A new report by traffic information company INRIX highlights how fuel prices influence consumer driving patterns, congestion and public transit use and how to predict such changes for the future.

The INRIX National Traffic Scorecard Special Report takes an aggregate analysis of fuel prices, traffic congestion and an open survey of consumer opinions to create a predictive model for driving patterns. These results make implications that could potentially aid specialty-equipment manufacturers in developing strategies to understand fuel prices and their impact.

The study found that traffic congestion fell significantly during the first half of 2008, but was less dramatic in dense urban cities, such as New York City, Washington D.C. and Chicago. Nearly two-thirds of consumers changed driving behaviors. Of those, 69% took fewer driving trips; 34% made shorter trips; 9% carpooled; 8% began riding bikes or motorcycles; and 7% used public transportation.

In SEMA-conducted surveys, the results were similar. The most common strategies used to cope with high fuel prices were to drive less, combine errands or reduce recreational trips. The INRIX study showed a $4.50-per-gallon tipping point for road trips and leisurely driving with general consumers claiming they would significantly reduce the frequency of trips at this level.

Fuel prices are beginning to drop to lower levels, but in the instance that they begin to rise again, this level should be watched.

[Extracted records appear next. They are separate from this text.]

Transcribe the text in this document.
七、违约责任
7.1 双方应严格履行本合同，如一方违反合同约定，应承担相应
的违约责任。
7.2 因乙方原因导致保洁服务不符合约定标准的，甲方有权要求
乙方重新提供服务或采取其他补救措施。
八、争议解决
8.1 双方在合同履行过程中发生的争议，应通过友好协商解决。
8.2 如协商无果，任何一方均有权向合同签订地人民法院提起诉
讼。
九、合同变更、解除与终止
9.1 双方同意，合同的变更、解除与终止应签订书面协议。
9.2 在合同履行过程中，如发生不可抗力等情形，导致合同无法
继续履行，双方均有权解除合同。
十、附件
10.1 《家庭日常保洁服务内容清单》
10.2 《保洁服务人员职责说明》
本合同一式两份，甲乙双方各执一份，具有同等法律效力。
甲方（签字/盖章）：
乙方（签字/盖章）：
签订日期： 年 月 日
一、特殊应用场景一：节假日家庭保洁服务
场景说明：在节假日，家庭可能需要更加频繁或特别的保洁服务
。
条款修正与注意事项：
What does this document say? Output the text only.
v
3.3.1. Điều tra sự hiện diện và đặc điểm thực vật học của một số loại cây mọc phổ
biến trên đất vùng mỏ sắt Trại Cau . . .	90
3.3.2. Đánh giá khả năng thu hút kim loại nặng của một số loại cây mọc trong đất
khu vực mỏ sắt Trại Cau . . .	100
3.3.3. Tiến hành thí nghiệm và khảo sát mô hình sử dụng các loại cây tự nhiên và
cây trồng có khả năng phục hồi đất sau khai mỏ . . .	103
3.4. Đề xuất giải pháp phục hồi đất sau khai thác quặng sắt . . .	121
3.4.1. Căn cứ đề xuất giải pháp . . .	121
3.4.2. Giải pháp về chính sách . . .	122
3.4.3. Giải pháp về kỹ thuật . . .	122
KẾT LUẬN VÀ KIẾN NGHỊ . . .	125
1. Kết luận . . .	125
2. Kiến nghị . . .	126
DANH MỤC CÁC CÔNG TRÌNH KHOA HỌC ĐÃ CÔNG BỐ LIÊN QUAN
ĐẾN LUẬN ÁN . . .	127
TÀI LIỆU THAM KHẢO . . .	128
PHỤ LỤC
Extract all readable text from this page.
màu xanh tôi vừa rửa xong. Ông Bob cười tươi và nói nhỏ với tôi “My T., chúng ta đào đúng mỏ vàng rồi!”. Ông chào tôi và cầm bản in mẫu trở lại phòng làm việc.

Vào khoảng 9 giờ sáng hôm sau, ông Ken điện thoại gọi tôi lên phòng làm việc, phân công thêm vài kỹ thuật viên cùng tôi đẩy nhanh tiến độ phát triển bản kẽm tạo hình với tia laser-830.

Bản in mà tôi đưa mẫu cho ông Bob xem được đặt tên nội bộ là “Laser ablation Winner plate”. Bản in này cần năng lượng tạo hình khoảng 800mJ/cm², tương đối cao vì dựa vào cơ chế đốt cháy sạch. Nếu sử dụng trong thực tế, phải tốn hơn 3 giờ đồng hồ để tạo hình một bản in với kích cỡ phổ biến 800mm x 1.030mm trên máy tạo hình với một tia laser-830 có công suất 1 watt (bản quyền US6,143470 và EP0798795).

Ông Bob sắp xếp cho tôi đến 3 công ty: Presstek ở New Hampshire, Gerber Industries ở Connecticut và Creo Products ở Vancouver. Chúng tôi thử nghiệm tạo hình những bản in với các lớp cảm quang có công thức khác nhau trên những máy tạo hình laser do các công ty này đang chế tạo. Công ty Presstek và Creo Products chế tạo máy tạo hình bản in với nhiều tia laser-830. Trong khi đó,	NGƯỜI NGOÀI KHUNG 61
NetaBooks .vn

When enthusiasts do drive, 64% claimed to change their driving habits.


"Although we can't predict the future price of fuel, we can predict the potential impacts to traffic congestion,” notes Bryan Mistele, INRIX founder and CEO. “As a whole, the population appears to have made lasting changes to their behavior, which we expect to persist at some level even if gas prices revert to pre-2007 levels."

The top cities with a negative correlation between fuel prices and traffic flow include Atlanta, Miami, Las Vegas, New Orleans, Springfield (Massachusetts), Daytona Beach, Orlando, Memphis, Charlotte and Riverside (California). Commuters in these cities reacted the most significantly as fuel prices increased.

Two other noteworthy details spring from this study. Atlanta, which topped the list, had a large swell of public transportation use. In order to meet the expanded demand, the city absorbed the rush by greatly expanding the capacity of public parking lots. In cities that heavily depend on vacation or leisure travel, such as Miami and Las Vegas, the decline in traffic congestion was attributed to fewer families being able to visit these destinations.

With any dominant social shift in behavior or spending fluctuations come consequential changes in the retail markets. Studies are suggesting that consumers are beginning to transform the way they view transportation and manufacturers of custom parts and accessories need to stay abreast of such shifts in order to stay competitive.